Pour ce voyage, nous souhaitions voir de nombreux pays, sentir de nombreuses ambiances, parler les rudiments de nombreuses langues, et visiter de nombreuses capitales. Ainsi, en pédalant une centaine de kilomètres par jour, nous sommes passés dans six pays et nous avons pu parcourir 2300 kilomètres en un mois, en s’arrêtant dans chaque grande ville. Le voyage a été intense !

Un défi sportif

En découvrant le monde du voyage à vélo, nous avions avec Lucie opté pour une moyenne de 50 kilomètres par jour. En rencontrant Bregt ou Elvira, nous nous sommes rendu compte que certains faisaient beaucoup plus ! Ce mythe du « 100 kilomètres par jour » m’est resté en tête, et j’ai senti que pour réellement m’accomplir, j’avais besoin de faire un voyage à ce rythme, au moins une fois.

Lorsque j’ai proposé à Alexandre de voyager à vélo, il a immédiatement été conquis par l’idée de rouler une centaine de kilomètres par jour. Nous souhaitions tous les deux une dimension de défi sportif pour ce voyage. Nous avions donc prévu environ 2000 kilomètres sur Google Maps en une vingtaine de jours roulés sur le mois.

Voyage et sport

Un voyage et un challenge ! (source : Pixabay)

Lorsque je présentais le projet à ma famille, à des amis ou à des collègues, ils ont tous trouvés que le challenge était de taille et certains ont émis des doutes quant à la faisabilité de celui-ci. Pour ma part, j’étais sûr que nous allions réussir ! Après tout, il « suffit » de pédaler.

Nous n’avons pas suivi d’entraînement particulier avant le départ.

Nous avons finalement fait 2300 kilomètres sur le terrain en 21 jours de route, soit une moyenne de 110 kilomètres par jour. Objectif atteint !

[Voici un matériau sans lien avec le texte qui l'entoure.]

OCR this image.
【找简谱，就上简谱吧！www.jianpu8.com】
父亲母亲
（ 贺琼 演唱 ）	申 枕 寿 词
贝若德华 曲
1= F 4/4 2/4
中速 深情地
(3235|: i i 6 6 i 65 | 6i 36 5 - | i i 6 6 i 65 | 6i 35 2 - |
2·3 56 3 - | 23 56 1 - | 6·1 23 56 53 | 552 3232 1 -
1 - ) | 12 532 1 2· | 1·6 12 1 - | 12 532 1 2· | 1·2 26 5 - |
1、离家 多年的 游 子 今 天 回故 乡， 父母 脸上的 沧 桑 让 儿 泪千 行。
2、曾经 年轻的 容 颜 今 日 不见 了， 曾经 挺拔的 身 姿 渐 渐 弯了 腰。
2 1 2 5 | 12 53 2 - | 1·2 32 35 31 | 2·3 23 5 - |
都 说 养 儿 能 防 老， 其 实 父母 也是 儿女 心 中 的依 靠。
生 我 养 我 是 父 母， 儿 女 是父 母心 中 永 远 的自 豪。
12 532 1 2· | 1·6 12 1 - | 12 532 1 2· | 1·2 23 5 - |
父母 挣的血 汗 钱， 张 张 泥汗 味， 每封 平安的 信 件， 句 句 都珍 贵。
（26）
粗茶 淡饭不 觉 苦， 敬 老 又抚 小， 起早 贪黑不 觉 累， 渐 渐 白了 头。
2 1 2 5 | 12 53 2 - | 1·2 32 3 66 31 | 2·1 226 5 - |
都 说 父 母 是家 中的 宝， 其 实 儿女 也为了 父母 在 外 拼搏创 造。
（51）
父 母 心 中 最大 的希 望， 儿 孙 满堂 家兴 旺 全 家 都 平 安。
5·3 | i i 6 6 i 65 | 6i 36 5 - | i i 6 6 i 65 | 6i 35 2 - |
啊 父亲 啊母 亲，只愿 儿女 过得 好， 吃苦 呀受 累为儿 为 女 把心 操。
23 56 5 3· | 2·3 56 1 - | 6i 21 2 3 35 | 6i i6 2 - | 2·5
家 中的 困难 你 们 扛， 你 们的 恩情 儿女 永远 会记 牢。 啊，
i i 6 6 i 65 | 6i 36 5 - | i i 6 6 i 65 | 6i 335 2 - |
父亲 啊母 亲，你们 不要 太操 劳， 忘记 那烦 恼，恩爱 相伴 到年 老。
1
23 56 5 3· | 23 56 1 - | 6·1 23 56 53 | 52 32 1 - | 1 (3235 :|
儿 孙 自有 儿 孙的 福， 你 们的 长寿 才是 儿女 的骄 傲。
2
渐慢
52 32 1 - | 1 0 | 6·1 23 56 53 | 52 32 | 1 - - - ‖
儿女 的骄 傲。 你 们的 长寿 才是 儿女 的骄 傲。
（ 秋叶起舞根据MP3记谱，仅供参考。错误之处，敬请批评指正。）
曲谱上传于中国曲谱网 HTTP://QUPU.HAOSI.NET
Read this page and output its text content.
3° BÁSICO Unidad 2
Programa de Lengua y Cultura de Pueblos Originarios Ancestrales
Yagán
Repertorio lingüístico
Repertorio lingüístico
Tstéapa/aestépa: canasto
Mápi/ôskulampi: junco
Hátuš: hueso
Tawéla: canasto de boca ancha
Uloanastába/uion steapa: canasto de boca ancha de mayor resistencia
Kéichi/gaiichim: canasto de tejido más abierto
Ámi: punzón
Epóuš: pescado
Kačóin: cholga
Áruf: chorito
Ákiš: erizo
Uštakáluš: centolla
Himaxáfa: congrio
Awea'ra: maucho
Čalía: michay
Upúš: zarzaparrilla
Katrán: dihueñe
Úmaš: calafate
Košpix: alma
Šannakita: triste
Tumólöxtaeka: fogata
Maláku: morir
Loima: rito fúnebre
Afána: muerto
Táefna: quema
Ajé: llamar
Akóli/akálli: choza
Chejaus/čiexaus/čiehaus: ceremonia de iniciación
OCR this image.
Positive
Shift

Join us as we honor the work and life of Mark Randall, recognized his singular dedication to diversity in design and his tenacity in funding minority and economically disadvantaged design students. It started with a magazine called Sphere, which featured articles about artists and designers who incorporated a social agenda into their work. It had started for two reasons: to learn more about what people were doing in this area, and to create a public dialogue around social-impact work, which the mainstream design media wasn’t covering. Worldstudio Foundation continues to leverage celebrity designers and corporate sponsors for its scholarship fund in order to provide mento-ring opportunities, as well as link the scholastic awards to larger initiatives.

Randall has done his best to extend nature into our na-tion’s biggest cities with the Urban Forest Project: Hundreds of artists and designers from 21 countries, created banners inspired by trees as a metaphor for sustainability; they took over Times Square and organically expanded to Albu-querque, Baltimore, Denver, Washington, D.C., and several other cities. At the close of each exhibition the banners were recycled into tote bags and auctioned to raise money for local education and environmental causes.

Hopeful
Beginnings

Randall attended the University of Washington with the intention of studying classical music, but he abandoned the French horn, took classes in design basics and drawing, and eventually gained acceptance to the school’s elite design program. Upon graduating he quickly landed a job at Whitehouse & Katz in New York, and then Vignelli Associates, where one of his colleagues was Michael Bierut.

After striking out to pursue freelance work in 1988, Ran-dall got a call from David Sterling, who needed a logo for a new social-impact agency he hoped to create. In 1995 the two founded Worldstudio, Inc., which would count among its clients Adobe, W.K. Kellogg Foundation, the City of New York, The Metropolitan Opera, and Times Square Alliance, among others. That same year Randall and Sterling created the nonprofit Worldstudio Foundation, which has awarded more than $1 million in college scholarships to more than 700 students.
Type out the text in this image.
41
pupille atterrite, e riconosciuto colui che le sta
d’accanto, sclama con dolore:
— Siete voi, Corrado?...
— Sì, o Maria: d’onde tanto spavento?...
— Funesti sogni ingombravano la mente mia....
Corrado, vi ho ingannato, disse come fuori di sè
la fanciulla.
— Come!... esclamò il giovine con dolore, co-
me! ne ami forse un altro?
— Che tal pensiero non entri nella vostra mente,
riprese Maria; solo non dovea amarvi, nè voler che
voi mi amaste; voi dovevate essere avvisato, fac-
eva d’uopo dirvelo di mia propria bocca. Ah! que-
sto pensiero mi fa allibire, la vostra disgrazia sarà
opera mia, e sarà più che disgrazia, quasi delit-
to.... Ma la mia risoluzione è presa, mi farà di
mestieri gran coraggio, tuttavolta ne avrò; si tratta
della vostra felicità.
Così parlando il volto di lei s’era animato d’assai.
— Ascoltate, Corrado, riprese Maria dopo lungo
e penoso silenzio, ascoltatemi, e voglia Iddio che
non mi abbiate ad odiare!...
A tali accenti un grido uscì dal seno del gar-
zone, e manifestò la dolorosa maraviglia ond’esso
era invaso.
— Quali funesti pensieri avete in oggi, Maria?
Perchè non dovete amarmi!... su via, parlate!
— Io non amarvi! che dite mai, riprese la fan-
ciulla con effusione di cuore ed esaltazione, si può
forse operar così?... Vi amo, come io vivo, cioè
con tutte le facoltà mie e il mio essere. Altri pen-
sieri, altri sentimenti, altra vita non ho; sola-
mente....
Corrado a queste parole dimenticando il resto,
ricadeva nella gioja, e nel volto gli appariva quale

Une moyenne de 20 kilomètres/heure

Notre moyenne de pédalage était d’environ 20 kilomètres/heure, un peu plus que ce que nous visions au début. Nos vélos étaient certes bas de gamme, mais les conditions étaient plus qu’idéales pour rouler à bon train : le relief était très plat, il y avait peu de vent, et nous effectuions généralement des relais pour que celui qui suive se repose.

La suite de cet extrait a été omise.